Rarely do I truly feel my age, but after a few hours of watching 20-somethings lug concrete cinder blocks and Christmas trees, I gained a new appreciation for the way things used to be.
Used to be I could do manual labor from sun-up to dusk. Used to be I could cut my grass and not break a sweat. Used to be I could spade my tomato patch and not have screaming muscles for the next three days.
And it used to be the bottom of Berlin was studded with stumps and stuff that provided great cover for bass, crappies, bluegills, muskies and walleyes.
But like the flexibility in my joints, Berlin’s woody cover has deteriorated.
Restoration, therefore, was the order of the day last Sunday as members of the Youngstown State University bass fishing team and Youngstown-based Mohawk Valley Bass Club gathered in the Mill Creek Campground. I was among them.
All avid bass tournament competitors, the 20 volunteers took direction from Ohio Division of Wildlife fisheries biologists Matt Wolfe, Dan Wright and Phil Hillman as they explained the process of creating a fish cover brush pile out of discarded Christmas trees, concrete blocks and nylon rope.
If you’ve traveled across the U.S. 224 causeway at Berlin or boated the beautiful reservoir’s bays and creeks, you have seen the results of previous year’s brush plantings.

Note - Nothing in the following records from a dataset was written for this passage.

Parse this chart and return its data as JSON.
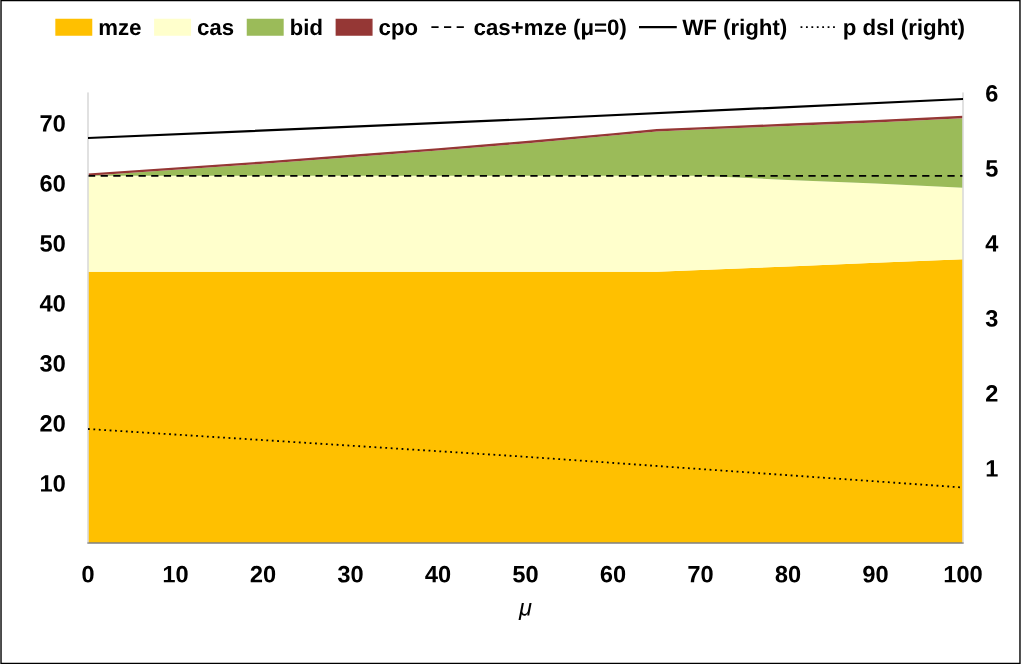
{
  "chart_data": {
    "type": "area",
    "stacked": true,
    "xlabel": "μ",
    "x": [
      0,
      10,
      20,
      30,
      40,
      50,
      60,
      65,
      70,
      80,
      90,
      100
    ],
    "series": [
      {
        "name": "mze",
        "color": "#ffc000",
        "values": [
          45.2,
          45.2,
          45.2,
          45.2,
          45.2,
          45.2,
          45.2,
          45.2,
          45.5,
          46.1,
          46.7,
          47.3
        ]
      },
      {
        "name": "cas",
        "color": "#ffffcc",
        "values": [
          16.0,
          16.0,
          16.0,
          16.0,
          16.0,
          16.0,
          16.0,
          16.0,
          15.7,
          14.4,
          13.2,
          11.9
        ]
      },
      {
        "name": "bid",
        "color": "#9bbb59",
        "values": [
          0.0,
          1.0,
          2.0,
          3.1,
          4.2,
          5.4,
          6.7,
          7.4,
          7.7,
          9.0,
          10.2,
          11.6
        ]
      },
      {
        "name": "cpo",
        "color": "#953735",
        "values": [
          0.4,
          0.4,
          0.4,
          0.4,
          0.4,
          0.4,
          0.4,
          0.4,
          0.4,
          0.4,
          0.4,
          0.4
        ]
      },
      {
        "name": "cas+mze (μ=0)",
        "type": "line",
        "color": "#000000",
        "line_style": "dashed",
        "x": [
          0,
          100
        ],
        "values": [
          61.2,
          61.2
        ]
      },
      {
        "name": "WF (right)",
        "type": "line",
        "axis": "y2",
        "color": "#000000",
        "line_style": "solid",
        "x": [
          0,
          50,
          100
        ],
        "values": [
          5.4,
          5.65,
          5.92
        ]
      },
      {
        "name": "p dsl (right)",
        "type": "line",
        "axis": "y2",
        "color": "#000000",
        "line_style": "dotted",
        "x": [
          0,
          50,
          100
        ],
        "values": [
          1.52,
          1.15,
          0.74
        ]
      }
    ],
    "xlim": [
      0,
      100
    ],
    "xticks": [
      0,
      10,
      20,
      30,
      40,
      50,
      60,
      70,
      80,
      90,
      100
    ],
    "ylim": [
      0,
      75
    ],
    "yticks": [
      10,
      20,
      30,
      40,
      50,
      60,
      70
    ],
    "y2lim": [
      0,
      6
    ],
    "y2ticks": [
      1,
      2,
      3,
      4,
      5,
      6
    ],
    "grid": false,
    "legend": "top",
    "marker": "none"
  }
}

The brush is deposited during winter drawdown on flats and points that the biologists judge to be places where game species will swim when Berlin is full of water. In late winter and early spring, when the lake level rises due to snow melt and rain, the brush floods and fish soon move in.
If the trees were simply dragged and dropped, the rising water would float the wood and the trees would litter the lake in areas where they are unwanted or where fish don’t typically live.

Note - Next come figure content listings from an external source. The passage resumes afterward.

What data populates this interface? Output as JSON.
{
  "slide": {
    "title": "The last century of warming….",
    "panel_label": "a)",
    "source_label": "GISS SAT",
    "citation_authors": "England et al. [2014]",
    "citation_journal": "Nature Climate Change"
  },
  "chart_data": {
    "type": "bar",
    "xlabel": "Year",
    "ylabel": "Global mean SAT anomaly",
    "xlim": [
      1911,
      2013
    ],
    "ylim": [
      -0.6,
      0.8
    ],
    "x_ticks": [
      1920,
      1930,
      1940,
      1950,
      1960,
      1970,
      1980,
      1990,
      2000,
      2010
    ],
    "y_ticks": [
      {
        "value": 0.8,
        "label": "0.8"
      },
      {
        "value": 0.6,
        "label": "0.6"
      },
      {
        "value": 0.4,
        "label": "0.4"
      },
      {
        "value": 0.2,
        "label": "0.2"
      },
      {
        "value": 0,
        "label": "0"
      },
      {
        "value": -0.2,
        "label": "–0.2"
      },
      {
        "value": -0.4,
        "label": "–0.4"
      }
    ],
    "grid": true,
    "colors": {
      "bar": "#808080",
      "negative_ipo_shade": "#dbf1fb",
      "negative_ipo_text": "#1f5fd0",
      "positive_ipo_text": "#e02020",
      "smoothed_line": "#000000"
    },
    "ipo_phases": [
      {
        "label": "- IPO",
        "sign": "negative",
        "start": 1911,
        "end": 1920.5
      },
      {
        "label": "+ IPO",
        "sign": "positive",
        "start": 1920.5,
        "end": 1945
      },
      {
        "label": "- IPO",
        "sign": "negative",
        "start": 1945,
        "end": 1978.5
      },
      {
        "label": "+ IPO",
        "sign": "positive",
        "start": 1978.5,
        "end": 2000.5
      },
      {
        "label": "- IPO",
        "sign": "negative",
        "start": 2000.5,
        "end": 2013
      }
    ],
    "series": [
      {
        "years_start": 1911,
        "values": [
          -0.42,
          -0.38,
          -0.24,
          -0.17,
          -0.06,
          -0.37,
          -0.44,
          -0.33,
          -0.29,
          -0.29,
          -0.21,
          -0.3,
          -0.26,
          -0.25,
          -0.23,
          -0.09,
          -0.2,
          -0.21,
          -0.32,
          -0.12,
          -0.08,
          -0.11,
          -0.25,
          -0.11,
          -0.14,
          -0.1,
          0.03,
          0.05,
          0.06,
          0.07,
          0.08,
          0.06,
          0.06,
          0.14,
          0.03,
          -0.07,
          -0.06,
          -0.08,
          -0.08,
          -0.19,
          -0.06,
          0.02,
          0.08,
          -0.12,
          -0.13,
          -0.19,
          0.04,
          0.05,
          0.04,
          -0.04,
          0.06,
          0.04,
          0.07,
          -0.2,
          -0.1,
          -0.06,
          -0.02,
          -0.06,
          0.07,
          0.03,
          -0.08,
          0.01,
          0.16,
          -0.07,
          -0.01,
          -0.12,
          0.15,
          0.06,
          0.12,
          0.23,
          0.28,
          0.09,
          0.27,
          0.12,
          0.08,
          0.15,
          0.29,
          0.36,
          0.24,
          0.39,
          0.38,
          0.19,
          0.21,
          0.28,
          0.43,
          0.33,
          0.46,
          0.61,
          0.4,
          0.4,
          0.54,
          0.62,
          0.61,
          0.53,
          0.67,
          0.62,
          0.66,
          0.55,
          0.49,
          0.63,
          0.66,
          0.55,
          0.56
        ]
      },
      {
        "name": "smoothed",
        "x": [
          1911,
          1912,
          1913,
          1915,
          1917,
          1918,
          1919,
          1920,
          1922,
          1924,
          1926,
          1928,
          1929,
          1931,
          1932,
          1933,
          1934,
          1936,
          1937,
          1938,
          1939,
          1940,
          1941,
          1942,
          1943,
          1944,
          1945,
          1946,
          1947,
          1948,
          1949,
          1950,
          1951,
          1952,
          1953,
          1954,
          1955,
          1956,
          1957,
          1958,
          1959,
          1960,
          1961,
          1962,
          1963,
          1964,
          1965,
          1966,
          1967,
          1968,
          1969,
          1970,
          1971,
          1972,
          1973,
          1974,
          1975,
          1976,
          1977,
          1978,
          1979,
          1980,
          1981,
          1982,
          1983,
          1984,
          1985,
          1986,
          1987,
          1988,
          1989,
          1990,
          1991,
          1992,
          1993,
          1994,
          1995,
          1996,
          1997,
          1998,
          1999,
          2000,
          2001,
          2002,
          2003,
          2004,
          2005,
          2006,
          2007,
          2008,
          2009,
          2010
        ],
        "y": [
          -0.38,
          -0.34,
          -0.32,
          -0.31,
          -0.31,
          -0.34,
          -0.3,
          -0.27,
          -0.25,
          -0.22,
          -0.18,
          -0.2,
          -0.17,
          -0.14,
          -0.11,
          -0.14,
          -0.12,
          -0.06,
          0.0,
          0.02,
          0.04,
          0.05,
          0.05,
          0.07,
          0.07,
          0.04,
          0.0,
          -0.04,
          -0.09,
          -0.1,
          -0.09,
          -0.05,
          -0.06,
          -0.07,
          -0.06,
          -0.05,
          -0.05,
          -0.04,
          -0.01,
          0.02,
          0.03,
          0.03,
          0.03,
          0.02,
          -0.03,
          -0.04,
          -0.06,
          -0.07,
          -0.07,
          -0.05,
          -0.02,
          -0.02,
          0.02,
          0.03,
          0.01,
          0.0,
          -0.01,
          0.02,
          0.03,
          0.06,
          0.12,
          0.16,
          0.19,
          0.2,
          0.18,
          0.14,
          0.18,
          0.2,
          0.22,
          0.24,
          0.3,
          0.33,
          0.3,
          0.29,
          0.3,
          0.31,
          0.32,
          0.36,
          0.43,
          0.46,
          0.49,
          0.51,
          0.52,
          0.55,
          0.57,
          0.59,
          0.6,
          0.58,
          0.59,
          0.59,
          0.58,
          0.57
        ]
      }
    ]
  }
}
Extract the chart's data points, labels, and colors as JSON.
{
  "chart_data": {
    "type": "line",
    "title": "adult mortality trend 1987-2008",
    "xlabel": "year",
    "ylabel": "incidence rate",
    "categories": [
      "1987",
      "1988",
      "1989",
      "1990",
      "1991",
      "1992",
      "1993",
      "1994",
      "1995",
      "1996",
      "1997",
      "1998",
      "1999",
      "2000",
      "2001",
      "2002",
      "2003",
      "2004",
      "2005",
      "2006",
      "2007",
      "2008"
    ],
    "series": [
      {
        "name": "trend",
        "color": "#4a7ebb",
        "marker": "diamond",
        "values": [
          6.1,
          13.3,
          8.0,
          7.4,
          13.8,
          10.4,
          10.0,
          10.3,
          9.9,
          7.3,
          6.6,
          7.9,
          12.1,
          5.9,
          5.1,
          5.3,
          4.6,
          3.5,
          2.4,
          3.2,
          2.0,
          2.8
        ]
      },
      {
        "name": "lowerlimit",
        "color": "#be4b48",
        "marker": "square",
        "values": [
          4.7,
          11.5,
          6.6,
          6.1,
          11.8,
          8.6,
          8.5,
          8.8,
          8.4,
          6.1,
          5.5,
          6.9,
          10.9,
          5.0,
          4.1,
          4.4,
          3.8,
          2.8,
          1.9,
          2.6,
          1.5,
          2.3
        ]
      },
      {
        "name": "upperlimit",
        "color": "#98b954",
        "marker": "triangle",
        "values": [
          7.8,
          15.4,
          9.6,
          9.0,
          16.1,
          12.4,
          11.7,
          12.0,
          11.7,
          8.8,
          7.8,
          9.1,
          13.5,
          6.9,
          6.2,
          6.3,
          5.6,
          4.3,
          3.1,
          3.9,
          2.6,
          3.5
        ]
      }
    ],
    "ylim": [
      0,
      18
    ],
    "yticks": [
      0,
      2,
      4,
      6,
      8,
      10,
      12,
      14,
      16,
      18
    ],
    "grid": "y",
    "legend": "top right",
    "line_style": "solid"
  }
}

Wolfe, Wright and Hillman demonstrated how to secure three to four Christmas trees to a pair of heavy blocks. As in anything that is worth building, there is a certain technique that yields better results. Above everything, they counseled, make sure the knots are tight so the trees don’t float away.
The YSU tournament team and the Mohawk club members all picked it up pretty quickly, and the cover building project quickly morphed from bare slate and clay bank to a green acre of Christmas tree-festooned goodness. The trees were collected by the Mahoning County Green Team.

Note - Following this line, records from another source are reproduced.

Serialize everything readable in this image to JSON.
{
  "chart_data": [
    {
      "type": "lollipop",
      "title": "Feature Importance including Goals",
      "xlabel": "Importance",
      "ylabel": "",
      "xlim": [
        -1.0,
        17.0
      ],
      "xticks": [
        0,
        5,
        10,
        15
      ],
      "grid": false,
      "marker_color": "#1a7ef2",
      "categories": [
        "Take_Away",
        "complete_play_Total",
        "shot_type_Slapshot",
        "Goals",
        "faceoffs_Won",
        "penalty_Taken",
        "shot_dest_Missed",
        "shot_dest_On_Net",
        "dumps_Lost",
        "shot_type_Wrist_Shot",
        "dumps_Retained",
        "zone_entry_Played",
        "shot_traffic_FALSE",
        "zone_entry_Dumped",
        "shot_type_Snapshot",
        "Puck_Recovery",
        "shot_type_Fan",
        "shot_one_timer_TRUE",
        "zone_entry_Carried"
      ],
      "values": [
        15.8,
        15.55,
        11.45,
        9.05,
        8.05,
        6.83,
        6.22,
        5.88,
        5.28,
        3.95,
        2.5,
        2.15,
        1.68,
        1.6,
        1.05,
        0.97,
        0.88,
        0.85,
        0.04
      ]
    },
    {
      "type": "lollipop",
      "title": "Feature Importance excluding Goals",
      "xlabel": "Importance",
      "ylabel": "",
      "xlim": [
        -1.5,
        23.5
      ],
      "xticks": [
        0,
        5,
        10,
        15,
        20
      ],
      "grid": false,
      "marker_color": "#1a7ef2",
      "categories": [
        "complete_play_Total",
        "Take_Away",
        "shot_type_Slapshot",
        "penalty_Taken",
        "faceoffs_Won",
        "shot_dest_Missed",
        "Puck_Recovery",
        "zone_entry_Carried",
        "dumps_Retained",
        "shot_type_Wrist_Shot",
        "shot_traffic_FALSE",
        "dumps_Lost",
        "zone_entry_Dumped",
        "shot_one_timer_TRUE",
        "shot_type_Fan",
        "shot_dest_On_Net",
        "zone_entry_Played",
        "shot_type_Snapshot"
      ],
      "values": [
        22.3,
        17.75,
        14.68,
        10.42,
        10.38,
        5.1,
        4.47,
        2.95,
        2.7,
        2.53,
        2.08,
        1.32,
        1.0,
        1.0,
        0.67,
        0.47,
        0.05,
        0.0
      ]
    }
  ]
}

The work completed, the YSU team led by president Jared Latone and Mohawk club led by president Kevin Hartill posed with the Division of Wildlife biologists for photos. Everybody felt pride about converting discarded trees that would have gone to a landfill into an extended life as fish cover before they ultimately release their carbon for whatever form it will take in the future.
The group also felt the satisfaction that comes when muscles are sore because of good work. We had lugged tons of materials – several hundred trees and nearly 200 blocks – from Bedell Road to the lake’s edge.
The young men of the YSU club reminded me of exuberant puppies rough-necking in the backyard. They scampered with load after load, while us older guys took a few turns making the several-hundred-yard trek from the road to the lake’s edge, then settled down to the more sedentary task of tying the brush to the anchors.
Together, the young guns and the more experienced guys helped bring back to Berlin the kind of cover that used to be.
Everyone was happy at the accomplishment, including the fish. You could almost hear them out under the ice making reservations for their new pine condos.